Python/Openpyxl copy and paste columns with formula - python

I have a workbook with a worksheet, named sheet #1. I want to copy some columns from sheet #1 and change column orders a little bit.
First, I create a new worksheet, named sheet #2. I can copy and paste from sheet #1 to sheet #2, but I find openpyxl copies formulas exactly as is, so I have a problem. For example, column O in sheet #1 has some formula like:
O3=(M3*1)+(N3*1)
I move column M in sheet #1 to column H in sheet #2 and move column N in sheet #1 to column I in sheet #2. When I move column O in sheet #1 to column M in sheet #2, I have problems. Firstly, column M in sheet #2's formula is still:
M3=(M3*1)+(N3*1)
I have a circular reference issue since I try to use myself to calculate myself. Secondly, if I move column O in sheet #1 to column J in sheet #2, I don't have this circular reference problem, but my formula is still messed up.

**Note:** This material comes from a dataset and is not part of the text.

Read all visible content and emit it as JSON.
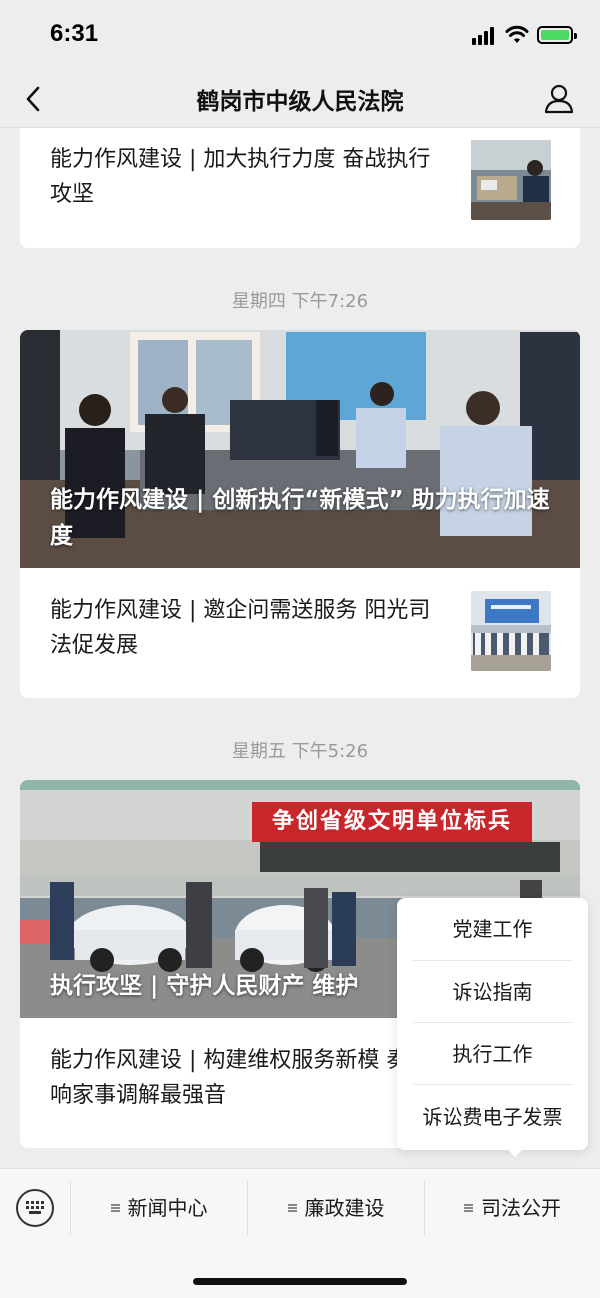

I use the following way to copy and paste:
for i in range(0, 1000):
sheet_#2.cell(row=i,column=12).value = sheet_#1.cell(row=i,column=14).value
I have tried data_only with true and false when I call load_workbook as follows.
my_workbook = openpyxl.load_workbook(args.input_file, data_only=False)
Neither works for me. True gets me all zeros in both sheet #1 and sheet #2. False gets me the circular reference problem as described above.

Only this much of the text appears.